YOGYAKARTA, KOMPAS — Meski hingga kini kondisi fisik dan aktivitas Gunung Merapi tetap normal, Badan Penanggulangan Bencana Daerah DI Yogyakarta menganggap masyarakat di sekitar lereng Gunung Merapi perlu mempersiapkan diri menghadapi erupsi. Hal ini terkait siklus erupsi Merapi yang terjadi empat hingga delapan tahun sekali.
Kepala Badan Penanggulangan Bencana Daerah (BPBD) DIY Krido Suprayitno mengatakan, pihaknya tengah pempersiapkan simulasi erupsi Gunung Merapi bagi warga yang tinggal di sekitar lereng.
”Tahun 2018 nanti sudah memasuki periode erupsi Gunung Merapi yang terjadi 4-8 tahun sekali. Karena itu, kami akan siapkan masyarakat untuk menghadapi kemungkinan terburuk meskipun kita tidak berharap hal buruk terjadi,” ujar Krido di kantornya, Kamis (5/10).

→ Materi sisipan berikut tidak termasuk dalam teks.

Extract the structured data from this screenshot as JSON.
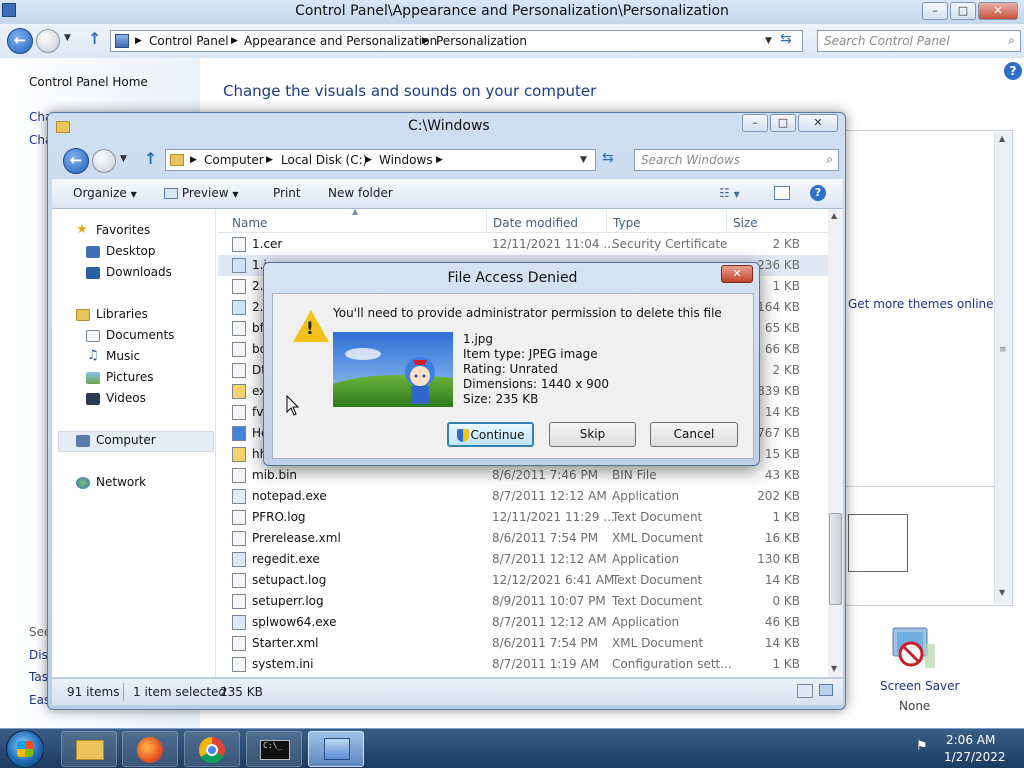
{
  "control_panel": {
    "title": "Control Panel\\Appearance and Personalization\\Personalization",
    "breadcrumbs": [
      "Control Panel",
      "Appearance and Personalization",
      "Personalization"
    ],
    "search_placeholder": "Search Control Panel",
    "home_link": "Control Panel Home",
    "left_links_partial": [
      "Cha",
      "Cha"
    ],
    "lower_links_partial": [
      "See",
      "Disp",
      "Tas",
      "Eas"
    ],
    "heading": "Change the visuals and sounds on your computer",
    "get_more_themes": "Get more themes online",
    "screen_saver_label": "Screen Saver",
    "screen_saver_value": "None"
  },
  "explorer": {
    "title": "C:\\Windows",
    "breadcrumbs": [
      "Computer",
      "Local Disk (C:)",
      "Windows"
    ],
    "search_placeholder": "Search Windows",
    "toolbar": {
      "organize": "Organize",
      "preview": "Preview",
      "print": "Print",
      "new_folder": "New folder"
    },
    "nav": {
      "favorites": "Favorites",
      "desktop": "Desktop",
      "downloads": "Downloads",
      "libraries": "Libraries",
      "documents": "Documents",
      "music": "Music",
      "pictures": "Pictures",
      "videos": "Videos",
      "computer": "Computer",
      "network": "Network"
    },
    "columns": [
      "Name",
      "Date modified",
      "Type",
      "Size"
    ],
    "files": [
      {
        "name": "1.cer",
        "date": "12/11/2021 11:04 ...",
        "type": "Security Certificate",
        "size": "2 KB"
      },
      {
        "name": "1.jpg",
        "date": "",
        "type": "",
        "size": "236 KB"
      },
      {
        "name": "2.",
        "date": "",
        "type": "",
        "size": "1 KB"
      },
      {
        "name": "2.j",
        "date": "",
        "type": "",
        "size": "164 KB"
      },
      {
        "name": "bf",
        "date": "",
        "type": "",
        "size": "65 KB"
      },
      {
        "name": "bo",
        "date": "",
        "type": "",
        "size": "66 KB"
      },
      {
        "name": "Dt",
        "date": "",
        "type": "",
        "size": "2 KB"
      },
      {
        "name": "ex",
        "date": "",
        "type": "",
        "size": ",839 KB"
      },
      {
        "name": "fv",
        "date": "",
        "type": "",
        "size": "14 KB"
      },
      {
        "name": "He",
        "date": "",
        "type": "",
        "size": "767 KB"
      },
      {
        "name": "hh",
        "date": "",
        "type": "",
        "size": "15 KB"
      },
      {
        "name": "mib.bin",
        "date": "8/6/2011 7:46 PM",
        "type": "BIN File",
        "size": "43 KB"
      },
      {
        "name": "notepad.exe",
        "date": "8/7/2011 12:12 AM",
        "type": "Application",
        "size": "202 KB"
      },
      {
        "name": "PFRO.log",
        "date": "12/11/2021 11:29 ...",
        "type": "Text Document",
        "size": "1 KB"
      },
      {
        "name": "Prerelease.xml",
        "date": "8/6/2011 7:54 PM",
        "type": "XML Document",
        "size": "16 KB"
      },
      {
        "name": "regedit.exe",
        "date": "8/7/2011 12:12 AM",
        "type": "Application",
        "size": "130 KB"
      },
      {
        "name": "setupact.log",
        "date": "12/12/2021 6:41 AM",
        "type": "Text Document",
        "size": "14 KB"
      },
      {
        "name": "setuperr.log",
        "date": "8/9/2011 10:07 PM",
        "type": "Text Document",
        "size": "0 KB"
      },
      {
        "name": "splwow64.exe",
        "date": "8/7/2011 12:12 AM",
        "type": "Application",
        "size": "46 KB"
      },
      {
        "name": "Starter.xml",
        "date": "8/6/2011 7:54 PM",
        "type": "XML Document",
        "size": "14 KB"
      },
      {
        "name": "system.ini",
        "date": "8/7/2011 1:19 AM",
        "type": "Configuration sett...",
        "size": "1 KB"
      }
    ],
    "status": {
      "count": "91 items",
      "selected": "1 item selected",
      "selected_size": "235 KB"
    }
  },
  "dialog": {
    "title": "File Access Denied",
    "message": "You'll need to provide administrator permission to delete this file",
    "file_name": "1.jpg",
    "item_type": "Item type: JPEG image",
    "rating": "Rating: Unrated",
    "dimensions": "Dimensions: 1440 x 900",
    "size": "Size: 235 KB",
    "buttons": {
      "continue": "Continue",
      "skip": "Skip",
      "cancel": "Cancel"
    }
  },
  "taskbar": {
    "time": "2:06 AM",
    "date": "1/27/2022"
  },
  "colors": {
    "link": "#1e3287",
    "heading": "#1e3b8a",
    "selection": "#dfe9f6",
    "taskbar": "#1d3c63"
  }
}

Sebelumnya, Gunung Merapi mengalami erupsi besar tahun 2006 dan 2010. Kemudian, pada 2014, Gunung Merapi kembali mengalami erupsi yang menyebabkan hujan material berupa kerikil dan abu tipis di daerah radius lebih kurang 7 kilometer dari puncak.
Krido mengatakan, pada 18 Oktober 2017, BPBD DIY akan menggelar simulasi erupsi Merapi. Selain erupsi, BPBD juga mengantisipasi potensi bencana lain di sejumlah wilayah DIY akibat memasuki musim hujan, seperti banjir dan tanah longsor.

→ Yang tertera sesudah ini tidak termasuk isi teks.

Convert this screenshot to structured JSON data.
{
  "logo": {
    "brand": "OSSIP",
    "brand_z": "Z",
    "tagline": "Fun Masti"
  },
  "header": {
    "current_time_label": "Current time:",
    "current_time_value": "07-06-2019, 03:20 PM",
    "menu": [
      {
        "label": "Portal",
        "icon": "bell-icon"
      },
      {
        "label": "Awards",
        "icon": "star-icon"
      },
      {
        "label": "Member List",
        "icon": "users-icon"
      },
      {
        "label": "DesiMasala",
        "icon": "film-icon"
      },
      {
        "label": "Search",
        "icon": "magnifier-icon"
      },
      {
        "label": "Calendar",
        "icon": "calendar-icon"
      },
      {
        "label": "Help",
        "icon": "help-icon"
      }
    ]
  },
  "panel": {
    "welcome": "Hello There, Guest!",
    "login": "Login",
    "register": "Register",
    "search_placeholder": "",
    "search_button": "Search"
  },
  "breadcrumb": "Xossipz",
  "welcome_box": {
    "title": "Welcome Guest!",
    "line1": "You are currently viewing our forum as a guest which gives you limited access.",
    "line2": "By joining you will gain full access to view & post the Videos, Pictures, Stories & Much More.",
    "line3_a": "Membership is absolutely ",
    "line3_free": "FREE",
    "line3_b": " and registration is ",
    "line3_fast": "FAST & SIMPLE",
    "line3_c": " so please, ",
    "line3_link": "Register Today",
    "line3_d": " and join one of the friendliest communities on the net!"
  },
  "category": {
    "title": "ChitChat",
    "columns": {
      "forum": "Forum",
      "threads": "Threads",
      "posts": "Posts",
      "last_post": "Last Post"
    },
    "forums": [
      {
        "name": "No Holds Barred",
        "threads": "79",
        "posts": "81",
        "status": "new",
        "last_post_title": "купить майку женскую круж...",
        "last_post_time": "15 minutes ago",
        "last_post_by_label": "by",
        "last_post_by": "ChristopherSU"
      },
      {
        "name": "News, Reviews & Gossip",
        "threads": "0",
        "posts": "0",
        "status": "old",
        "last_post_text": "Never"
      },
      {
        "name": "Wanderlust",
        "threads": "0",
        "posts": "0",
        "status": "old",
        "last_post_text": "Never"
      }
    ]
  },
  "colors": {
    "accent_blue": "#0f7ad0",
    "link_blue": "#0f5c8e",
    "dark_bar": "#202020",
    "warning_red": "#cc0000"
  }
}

Fokus simulasi nanti akan dilakukan di Kecamatan Ngemplak, Kabupaten Sleman, sebagai kawasan yang dinilai paling rawan terhadap bencana erupsi Gunung Merapi.

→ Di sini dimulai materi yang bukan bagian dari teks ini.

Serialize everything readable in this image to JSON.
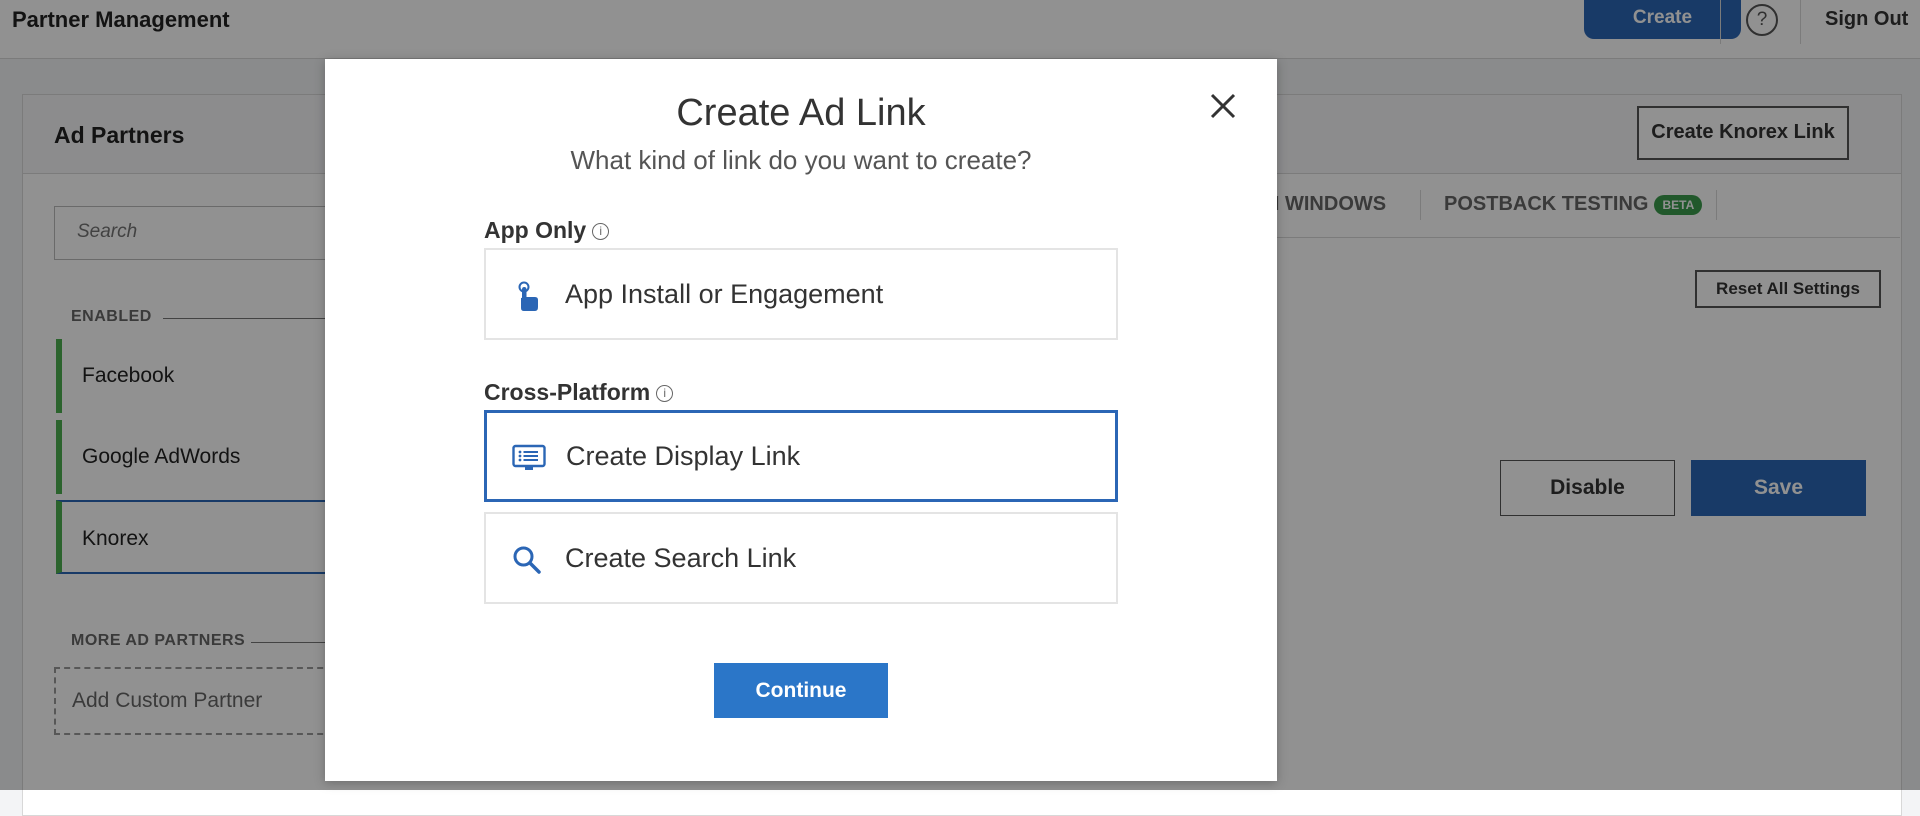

Selain erupsi Merapi, lanjut Krido, potensi bencana lainnya yang perlu diwaspadai saat musim hujan ialah banjir lahar hujan. Terlebih di Kecamatan Ngemplak, khususnya Desa Sindu Martani, yang termasuk kawasan rawan bencana (KRB) III Gunung Merapi. ”Di desa itu masih terdapat jutaan kubik sedimentasi Merapi serta aliran sungai yang berhulu di Gunung Merapi,” ujarnya.
Menurut Krido, warga di lereng Merapi sebenarnya sudah berpengalaman dan tahu apa yang harus dilakukan. Dia kagum pada warga yang kini sudah bisa pulih setelah jatuh akibat bencana Gunung Merapi.
Pancaroba
BPBD Kota Yogyakarta juga mulai mengingatkan warga untuk meningkatkan kewaspadaan terhadap berbagai potensi bencana yang mungkin terjadi selama musim pancaroba. Sebelumnya Badan Meteorologi, Klimatologi, dan Geofisika (BMKG) Yogyakarta memperkirakan puncak musim pancaroba di DIY akan terjadi pada pertengahan Oktober.
”Meskipun bencana tidak diharapkan datang, kewaspadaan menjadi sebuah keharusan,” ucap Pelaksana Tugas Kepala BPBD Kota Yogyakarta Agus Winarto.
Sejumlah bencana yang berpotensi muncul selama musim pancaroba antara lain hujan deras yang menyebabkan luapan air sungai dan angin kencang yang dapat menyebabkan pohon tumbang hingga bangunan ambruk.
Selain meningkatkan koordinasi dengan relawan dan masyarakat, BPBD Kota Yogyakarta juga sudah berkoordinasi dengan sejumlah dinas terkait, antara lain Dinas Lingkungan Hidup Kota Yogyakarta serta Dinas Pekerjaan Umum, Perumahan, dan Kawasan Permukiman Kota Yogyakarta.